Specific illnesses that are caused by allergies (such as asthma and eczema) may require
other treatments. Penyakit tertentu yang disebabkan oleh alergi (seperti asma dan eksim)
mungkin memerlukan perawatan lain.

ALLERGY SHOTS ALLERGY SHOTS

Allergy shots (immunotherapy) are occasionally recommended if the allergen cannot be


avoided and if symptoms are hard to control. Suntikan alergi (immunotherapy) kadang-
kadang dianjurkan bila penyebab alergi tidak dapat dihindari dan jika gejala sulit untuk
dikendalikan. This includes regular injections of the allergen, given in increasing doses
(each dose is slightly larger than the previous dose) that may help the body adjust to the
antigen . Ini termasuk suntikan reguler dari penyebab alergi, yang diberikan dalam
meningkatkan dosis (setiap dosis sedikit lebih besar dari dosis sebelumnya) yang dapat
membantu tubuh menyesuaikan diri dengan antigen.
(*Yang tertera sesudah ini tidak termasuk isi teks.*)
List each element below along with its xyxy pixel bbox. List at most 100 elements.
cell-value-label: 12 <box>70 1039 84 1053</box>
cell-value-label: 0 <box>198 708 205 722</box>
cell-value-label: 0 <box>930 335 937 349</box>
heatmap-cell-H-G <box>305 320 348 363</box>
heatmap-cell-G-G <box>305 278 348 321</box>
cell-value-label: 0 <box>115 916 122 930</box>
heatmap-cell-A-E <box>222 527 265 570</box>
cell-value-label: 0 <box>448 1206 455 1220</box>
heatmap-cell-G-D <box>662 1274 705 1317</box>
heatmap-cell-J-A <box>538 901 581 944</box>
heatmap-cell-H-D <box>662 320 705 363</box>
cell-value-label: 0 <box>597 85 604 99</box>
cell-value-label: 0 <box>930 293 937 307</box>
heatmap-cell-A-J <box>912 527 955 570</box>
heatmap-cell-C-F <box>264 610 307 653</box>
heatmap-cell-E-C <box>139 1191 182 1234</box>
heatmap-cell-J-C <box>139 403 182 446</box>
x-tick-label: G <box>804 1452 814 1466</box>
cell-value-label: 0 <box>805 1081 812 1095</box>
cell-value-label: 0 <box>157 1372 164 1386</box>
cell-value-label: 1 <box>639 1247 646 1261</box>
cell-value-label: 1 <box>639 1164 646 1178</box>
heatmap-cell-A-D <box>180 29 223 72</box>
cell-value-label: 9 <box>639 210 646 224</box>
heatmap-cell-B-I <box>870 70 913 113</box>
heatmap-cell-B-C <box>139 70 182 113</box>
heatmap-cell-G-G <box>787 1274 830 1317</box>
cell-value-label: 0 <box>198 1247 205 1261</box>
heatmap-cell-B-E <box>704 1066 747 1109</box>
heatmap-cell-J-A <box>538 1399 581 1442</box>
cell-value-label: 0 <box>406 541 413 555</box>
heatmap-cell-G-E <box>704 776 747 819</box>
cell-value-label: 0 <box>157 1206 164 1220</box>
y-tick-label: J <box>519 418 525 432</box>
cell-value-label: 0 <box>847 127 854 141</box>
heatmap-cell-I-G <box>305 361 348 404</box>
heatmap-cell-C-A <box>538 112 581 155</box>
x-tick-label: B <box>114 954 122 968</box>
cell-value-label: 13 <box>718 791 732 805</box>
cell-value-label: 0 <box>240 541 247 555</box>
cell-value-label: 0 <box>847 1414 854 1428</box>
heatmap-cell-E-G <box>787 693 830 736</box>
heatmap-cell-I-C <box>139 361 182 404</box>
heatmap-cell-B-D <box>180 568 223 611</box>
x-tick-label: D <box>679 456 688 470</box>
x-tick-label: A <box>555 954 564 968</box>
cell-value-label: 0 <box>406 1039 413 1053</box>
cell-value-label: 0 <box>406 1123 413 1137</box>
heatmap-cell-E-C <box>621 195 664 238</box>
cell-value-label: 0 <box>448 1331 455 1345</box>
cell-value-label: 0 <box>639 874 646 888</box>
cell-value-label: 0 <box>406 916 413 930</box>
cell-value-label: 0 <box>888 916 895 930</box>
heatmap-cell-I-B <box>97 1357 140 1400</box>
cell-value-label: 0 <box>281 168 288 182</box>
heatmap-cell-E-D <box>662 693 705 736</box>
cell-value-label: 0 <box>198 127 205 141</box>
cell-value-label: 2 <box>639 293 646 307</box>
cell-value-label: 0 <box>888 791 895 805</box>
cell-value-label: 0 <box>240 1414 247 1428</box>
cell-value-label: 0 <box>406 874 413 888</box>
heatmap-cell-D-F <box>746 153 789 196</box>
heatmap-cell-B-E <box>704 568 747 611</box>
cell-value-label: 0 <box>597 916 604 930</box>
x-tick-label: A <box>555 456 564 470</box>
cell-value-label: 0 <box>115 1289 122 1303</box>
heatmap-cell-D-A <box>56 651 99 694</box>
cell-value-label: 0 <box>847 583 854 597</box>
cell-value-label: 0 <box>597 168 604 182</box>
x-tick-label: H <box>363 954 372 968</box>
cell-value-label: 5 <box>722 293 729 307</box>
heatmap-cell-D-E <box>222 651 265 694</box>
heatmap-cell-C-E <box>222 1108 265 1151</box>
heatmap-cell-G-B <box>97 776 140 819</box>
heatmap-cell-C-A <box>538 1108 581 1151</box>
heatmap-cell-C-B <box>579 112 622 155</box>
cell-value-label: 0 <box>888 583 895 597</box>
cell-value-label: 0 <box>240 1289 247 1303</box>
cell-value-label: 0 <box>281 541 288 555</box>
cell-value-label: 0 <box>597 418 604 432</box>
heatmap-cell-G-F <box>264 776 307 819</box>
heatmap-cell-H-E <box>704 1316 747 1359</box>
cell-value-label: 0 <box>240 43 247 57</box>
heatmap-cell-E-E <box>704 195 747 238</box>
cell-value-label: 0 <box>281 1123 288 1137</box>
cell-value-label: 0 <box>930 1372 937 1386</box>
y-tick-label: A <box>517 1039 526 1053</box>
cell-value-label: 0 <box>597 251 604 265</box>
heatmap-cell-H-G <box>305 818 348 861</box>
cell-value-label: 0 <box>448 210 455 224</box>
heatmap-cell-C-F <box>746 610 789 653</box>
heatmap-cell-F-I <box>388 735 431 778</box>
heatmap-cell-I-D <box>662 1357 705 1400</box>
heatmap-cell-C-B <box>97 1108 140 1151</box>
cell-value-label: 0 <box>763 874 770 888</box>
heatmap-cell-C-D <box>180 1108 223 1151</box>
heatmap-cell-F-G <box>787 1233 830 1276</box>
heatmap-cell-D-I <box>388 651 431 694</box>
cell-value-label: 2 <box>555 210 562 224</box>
Outlook (Prognosis) Outlook (Prognosis)

Most symptoms of allergic rhinitis can be treated. Kebanyakan gejala rhinitis alergi dapat
diobati. More severe cases require allergy shots. Kasus yang lebih parah memerlukan
suntikan alergi.

Some people (particularly children) may outgrow an allergy as the immune system
becomes less sensitive to the allergen. Beberapa orang (terutama anak-anak) dapat
mengatasi alergi ketika sistem kekebalan tubuh menjadi kurang sensitif terhadap alergi.
However, as a general rule, once a substance causes allergies for an individual, it can
continue to affect the person over the long term. Namun, sebagai aturan umum, sekali
suatu zat penyebab alergi bagi seorang individu, ia dapat terus mempengaruhi orang
dalam jangka panjang.

Possible Complications Kemungkinan Komplikasi

• Sinusitis Sinusitis

When to Contact a Medical Professional Ketika ke Kontak Profesional


Medis

Call for an appointment with your health care provider if severe symptoms of allergies or
hay fever occur, if previously successful treatment has become ineffective, or if your
symptoms do not respond to treatment. Panggilan untuk membuat janji dengan dokter
jika gejala yang parah alergi atau demam terjadi, jika sebelumnya berhasil perawatan
telah menjadi tidak efektif, atau jika gejala tidak menanggapi pengobatan.

Prevention Pencegahan

Symptoms can sometimes be prevented by avoiding known allergens. Gejala terkadang


dapat dicegah dengan menghindari alergen. During the pollen season, people with hay
fever should remain indoors in an air-conditioned atmosphere whenever possible: Selama
musim serbuk sari, orang-orang dengan jerami demam harus tetap di dalam rumah dalam
suasana ber-AC bila memungkinkan:

• Most trees produce pollen in the spring. Kebanyakan pohon menghasilkan serbuk
sari di musim semi.
• Grasses usually produce pollen during the late spring and summer. Rumput
biasanya menghasilkan serbuk sari pada akhir musim semi dan musim panas.
• Ragweed and other late-blooming plants produce pollen during late summer and
early autumn. Ragweed dan terlambat berkembang lainnya menghasilkan serbuk
sari tanaman selama akhir musim panas dan awal musim gugur.